From UX Movement http://bit.ly/2XpPpRv
The usability standards for buttons are higher for mobile apps than desktop apps. With a smaller screen and finger navigation, mobile buttons must be easy to tap and read. Most solid buttons meet this standard, but text buttons rarely do. Before you use text buttons on your mobile app, here’s what you should know.
Text Buttons Are Harder to Tap
A finger is larger than a mouse cursor. Placing it over a smaller target feels awkward for users. Their finger covers the button’s text with no visible border to confirm if their action was executed. If the text label is long enough, users have a small visual cue but still not enough of one to assure users their action registered.
The small target size of text buttons forces users to move their finger with precision to hit the target. More precision requires more effort from users. They have to keep their eye on their finger and the target to make sure they tap it.
The lack of straight edges makes the borders harder to distinguish and the button harder to target. Solid buttons don’t present this problem because the target is larger and has straight edges.
All Caps Text Buttons Are Harder to Read
To combat the tapping problem of text buttons, some designers style their text buttons in all uppercase. Google’s Material design system promotes this button style. All caps give the text straighter edges and make the target larger to tap. But this isn’t much better because the target is only slightly larger and the text style reduces readability.
All caps text buttons are harder to read, especially for dyslexic users. Users rely on the shape of letters to identify words. Uppercase letters don’t have contrasting ascenders and descenders, making words harder to recognize.
What to Use Instead of Text Buttons
Many use text buttons for their secondary action to show that the button is the lower priority one. But there are better ways to do this that won’t hurt usability.

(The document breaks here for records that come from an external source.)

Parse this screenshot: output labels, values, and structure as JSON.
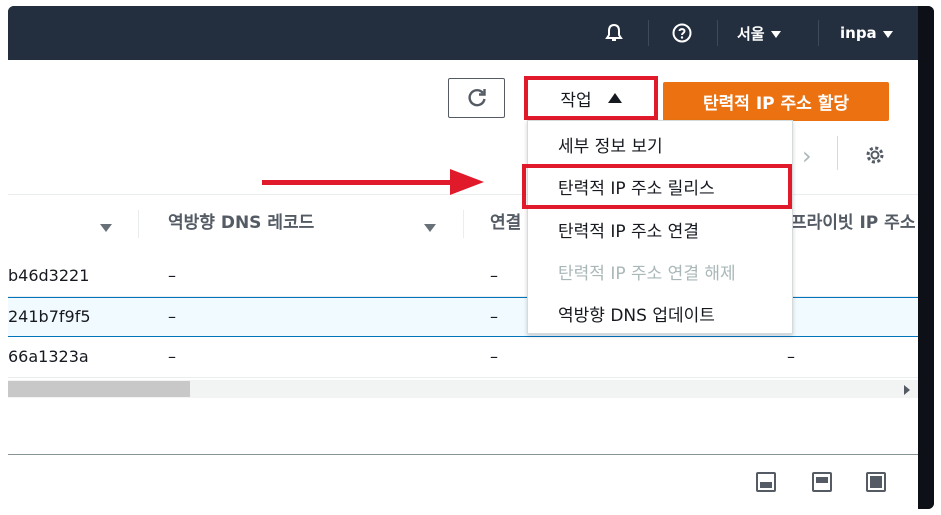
{
  "topnav": {
    "region": "서울",
    "user": "inpa"
  },
  "toolbar": {
    "actions_label": "작업",
    "allocate_label": "탄력적 IP 주소 할당"
  },
  "columns": {
    "reverse_dns": "역방향 DNS 레코드",
    "association": "연결",
    "private_ip": "프라이빗 IP 주소"
  },
  "rows": [
    {
      "id_tail": "b46d3221",
      "reverse_dns": "–",
      "association": "–",
      "private_ip": ""
    },
    {
      "id_tail": "241b7f9f5",
      "reverse_dns": "–",
      "association": "–",
      "private_ip": ""
    },
    {
      "id_tail": "66a1323a",
      "reverse_dns": "–",
      "association": "–",
      "private_ip": "–"
    }
  ],
  "menu": {
    "items": [
      {
        "label": "세부 정보 보기",
        "disabled": false
      },
      {
        "label": "탄력적 IP 주소 릴리스",
        "disabled": false
      },
      {
        "label": "탄력적 IP 주소 연결",
        "disabled": false
      },
      {
        "label": "탄력적 IP 주소 연결 해제",
        "disabled": true
      },
      {
        "label": "역방향 DNS 업데이트",
        "disabled": false
      }
    ]
  },
  "colors": {
    "primary_orange": "#ec7211",
    "annotation_red": "#e0192b",
    "nav_bg": "#232f3e",
    "selected_row_border": "#0073bb"
  }
}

One way is to place an outline around the text label. This makes the border of the button visible for easier tapping. Users will see the target their finger is hitting, giving them a better feel when they tap it.

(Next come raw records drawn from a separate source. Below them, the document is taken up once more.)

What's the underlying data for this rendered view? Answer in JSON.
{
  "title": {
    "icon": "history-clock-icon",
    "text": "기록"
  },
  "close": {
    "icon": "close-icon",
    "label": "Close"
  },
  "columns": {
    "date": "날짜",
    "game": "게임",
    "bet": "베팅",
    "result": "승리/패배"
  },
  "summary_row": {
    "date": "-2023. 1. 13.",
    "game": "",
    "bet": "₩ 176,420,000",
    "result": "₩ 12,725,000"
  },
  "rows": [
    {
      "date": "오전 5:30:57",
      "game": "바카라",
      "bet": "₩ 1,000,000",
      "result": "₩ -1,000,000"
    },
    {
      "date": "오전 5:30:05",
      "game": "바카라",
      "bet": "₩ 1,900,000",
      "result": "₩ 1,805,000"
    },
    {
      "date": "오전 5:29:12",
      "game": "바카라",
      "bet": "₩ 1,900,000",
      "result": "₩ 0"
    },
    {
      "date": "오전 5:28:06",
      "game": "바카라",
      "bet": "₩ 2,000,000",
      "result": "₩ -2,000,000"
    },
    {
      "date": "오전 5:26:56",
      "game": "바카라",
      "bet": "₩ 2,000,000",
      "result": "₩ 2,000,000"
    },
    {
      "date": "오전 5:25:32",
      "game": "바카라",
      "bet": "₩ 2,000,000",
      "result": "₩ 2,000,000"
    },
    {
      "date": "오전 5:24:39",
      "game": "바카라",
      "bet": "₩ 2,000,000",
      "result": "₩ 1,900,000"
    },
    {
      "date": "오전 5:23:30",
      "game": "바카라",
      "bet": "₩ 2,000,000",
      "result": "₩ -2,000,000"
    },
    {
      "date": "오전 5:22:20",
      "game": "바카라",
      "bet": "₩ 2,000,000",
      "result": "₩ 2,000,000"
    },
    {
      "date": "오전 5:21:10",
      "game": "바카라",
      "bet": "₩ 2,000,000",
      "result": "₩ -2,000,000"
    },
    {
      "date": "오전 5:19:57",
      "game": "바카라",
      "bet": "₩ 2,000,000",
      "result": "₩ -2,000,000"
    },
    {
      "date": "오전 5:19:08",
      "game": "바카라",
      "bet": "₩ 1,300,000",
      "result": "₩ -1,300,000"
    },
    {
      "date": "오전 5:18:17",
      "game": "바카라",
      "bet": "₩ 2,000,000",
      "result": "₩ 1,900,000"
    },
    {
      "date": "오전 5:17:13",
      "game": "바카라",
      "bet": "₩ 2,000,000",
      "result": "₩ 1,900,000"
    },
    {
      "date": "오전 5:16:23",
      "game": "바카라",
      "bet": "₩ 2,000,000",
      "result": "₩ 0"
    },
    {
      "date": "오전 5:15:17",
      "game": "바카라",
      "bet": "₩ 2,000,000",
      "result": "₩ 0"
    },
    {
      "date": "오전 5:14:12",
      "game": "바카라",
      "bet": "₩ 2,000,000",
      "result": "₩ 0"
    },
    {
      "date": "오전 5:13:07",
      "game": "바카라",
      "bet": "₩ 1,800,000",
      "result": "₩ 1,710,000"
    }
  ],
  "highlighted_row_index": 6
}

The lack of a solid color prevents it from competing with the main call to action. Keep the button outline light yet visible so it doesn’t compete with the text label.
Light Button Shape
Another alternative to text buttons is to put the text label on a light button shape. A light button shape distinguishes the button borders and background without competing with the main call to action. Light button shapes should almost blend into the background but still maintain enough contrast for visibility.
When Text Buttons Make Sense
There are cases when text buttons make sense. Instead of using them for secondary actions, use them for tertiary actions. Tertiary actions don’t get as many taps and don’t need as much prominence. Primary and secondary actions are more important, so make sure they have more visual weight.
Another case when text buttons make sense is when you’re helping users. Providing users with contextual information helps them choose the best option. But you don’t want users to perceive the help button as a call to action. A text button works well here to offer help without competing with other actions.
Don’t Abuse Text Buttons
Sometimes there are certain buttons you don’t want to draw too much attention to. You may think it’s best to use text buttons to achieve this, but you’re making your buttons harder to tap and read. Don’t abuse text buttons. Make your buttons look like buttons, not text.